Гюго написал Марион Делорм, Мюссе – Бернеретту, Александр Дюма – Фернанду, мыслители и поэты всех времен приносили куртизанкам дары своего сострадания, а иногда какой-нибудь великий человек реабилитировал их своей любовью и даже своим именем… Я так настаиваю на этом потому, что среди тех, кто будет меня читать, многие, может быть, уже готовы бросить мою книгу, так как боятся найти в ней апологию порока и проституции, а возраст автора только усиливает это опасение. Пусть те, кто так думает, сознают свою ошибку, и пусть они продолжают чтение, если их удерживал только этот страх.
Я убежден в одном: для женщины, которую не научили добру, Бог открывает два пути, которые приводят ее к нему: это – путь страдания и путь любви. Они трудны; те, кто на него вступает, натирают себе до крови ноги, раздирают руки, но в то же время оставляют украшения порока на придорожных колючках и подходят к цели в той наготе, которой не стыдятся перед Создателем.
Те, кто встречает этих путниц, должны их поддержать и сказать всем, что они их встретили, ибо, сказав об этом, они другим указывают путь.
Речь идет не просто о том, чтобы поставить при входе в жизнь два столба с надписью на одном: «Путь к добру» и с предупреждением на другом: «Путь ко злу», и сказать тем, кто является: «Выбирайте!»
Нужно указывать тем, кто уклонился в сторону дорог, которые ведут со второго пути на первый, и нужно постараться, чтобы начало этого пути не было очень тяжелым и не казалось непреодолимым.
Зачем нам быть такими строгими? Зачем нам упорно держаться взглядов того общества, которое представляется жестоким, чтобы его считали сильным, и отталкивать души, истекающие кровью от ран, через которые, как дурная кровь, испаряется зло их прошлого, и ожидающие дружеской руки, которая их перевяжет и даст их сердцу исцеление?
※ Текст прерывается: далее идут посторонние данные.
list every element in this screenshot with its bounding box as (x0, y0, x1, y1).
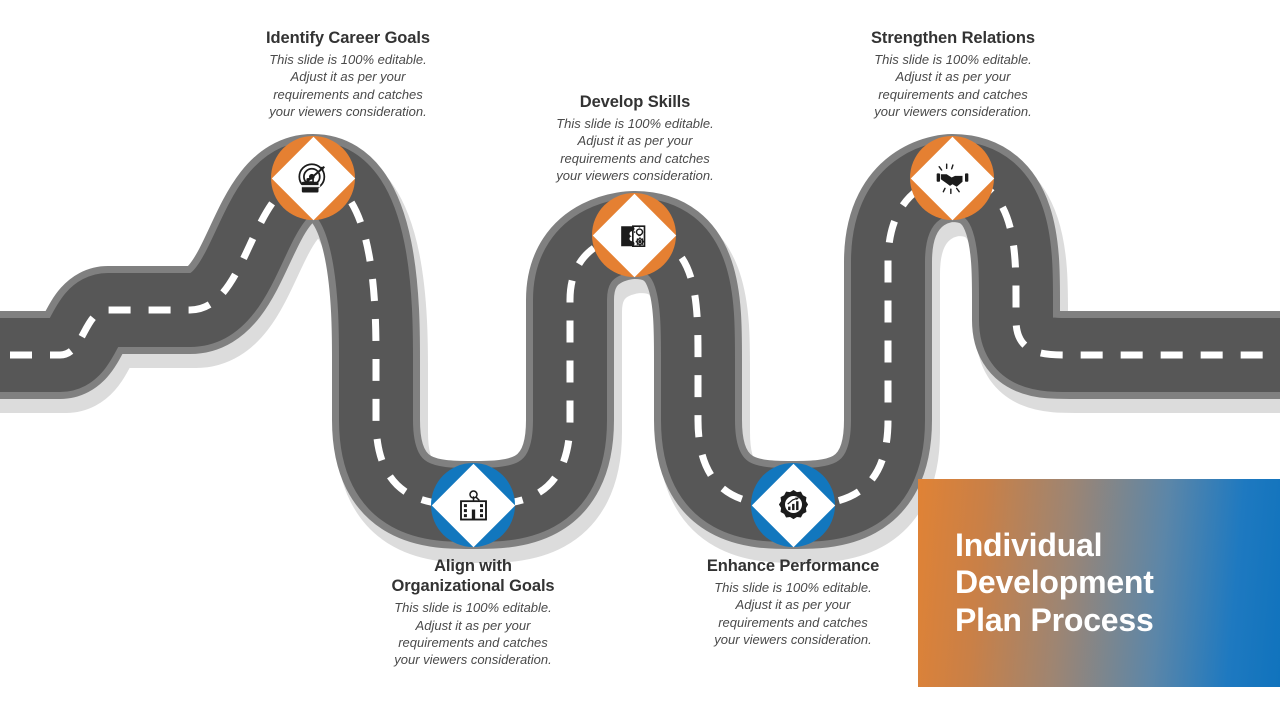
step-text-enhance-performance: Enhance Performance This slide is 100% e… (678, 556, 908, 648)
marker-diamond (751, 463, 834, 546)
step-text-strengthen-relations: Strengthen Relations This slide is 100% … (838, 28, 1068, 120)
step-text-develop-skills: Develop Skills This slide is 100% editab… (520, 92, 750, 184)
step-marker-develop-skills[interactable] (592, 193, 676, 277)
step-title: Enhance Performance (678, 556, 908, 576)
marker-diamond (431, 463, 514, 546)
puzzle-idea-gear-icon (613, 214, 655, 256)
step-title: Strengthen Relations (838, 28, 1068, 48)
slide-title-card: Individual Development Plan Process (918, 479, 1280, 687)
marker-diamond (592, 193, 675, 276)
step-text-identify-career-goals: Identify Career Goals This slide is 100%… (233, 28, 463, 120)
step-marker-align-with-organizational-goals[interactable] (431, 463, 515, 547)
step-description: This slide is 100% editable. Adjust it a… (520, 115, 750, 184)
handshake-icon (931, 157, 973, 199)
step-title: Develop Skills (520, 92, 750, 112)
step-description: This slide is 100% editable. Adjust it a… (358, 599, 588, 668)
gear-bar-chart-icon (772, 484, 814, 526)
office-building-icon (452, 484, 494, 526)
slide-title: Individual Development Plan Process (918, 527, 1154, 639)
step-title: Align with Organizational Goals (358, 556, 588, 596)
step-marker-identify-career-goals[interactable] (271, 136, 355, 220)
step-marker-enhance-performance[interactable] (751, 463, 835, 547)
step-title: Identify Career Goals (233, 28, 463, 48)
step-description: This slide is 100% editable. Adjust it a… (678, 579, 908, 648)
marker-diamond (910, 136, 993, 219)
step-description: This slide is 100% editable. Adjust it a… (838, 51, 1068, 120)
target-briefcase-icon (292, 157, 334, 199)
step-description: This slide is 100% editable. Adjust it a… (233, 51, 463, 120)
marker-diamond (271, 136, 354, 219)
step-text-align-with-organizational-goals: Align with Organizational Goals This sli… (358, 556, 588, 668)
slide-canvas: Identify Career Goals This slide is 100%… (0, 0, 1280, 720)
step-marker-strengthen-relations[interactable] (910, 136, 994, 220)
Я обращаюсь к моему поколению, к тем, которые, подобно мне, понимают, что человечество за последние пятнадцать лет сделало один из наиболее смелых скачков. Вера вновь возрождается, к нам возвращается уважение к справедливости, и если мир не стал совершенным, то он стал, по крайней мере, лучше. Усилия всех умных людей клонятся к одной цели, и все сильные воли заражены одним желанием: будем добры, будем молоды, будем правдивы! Зло есть суета, будем гордиться добром, а главное, не будем приходить в отчаяние. Не будем презирать женщину, которая не называется ни матерью, ни сестрой, ни дочерью, ни женой. Не будем ограничивать уважение семьей, снисхождение эгоизмом. Небо больше радуется одному раскаявшемуся грешнику, чем ста праведникам, которые никогда не согрешили; постараемся же порадовать небо. Оно воздаст нам сторицей. Будем раздавать на своем пути милостыню нашего прощения тем, которых погубили земные страсти, и как говорят добрые старые женщины, когда они предлагают лекарство собственного изобретения, если это и не поможет, то, во всяком случае, не повредит.
Конечно, может показаться очень смелым с моей стороны ожидать таких великих результатов от моего труда; но я принадлежу к тем, кто верит, что все в малом. Малый ребенок заключает в себе большого человека; мозг тесен, но в нем сокрыта мысль; глаз – одна точка, но он обнимает пространства.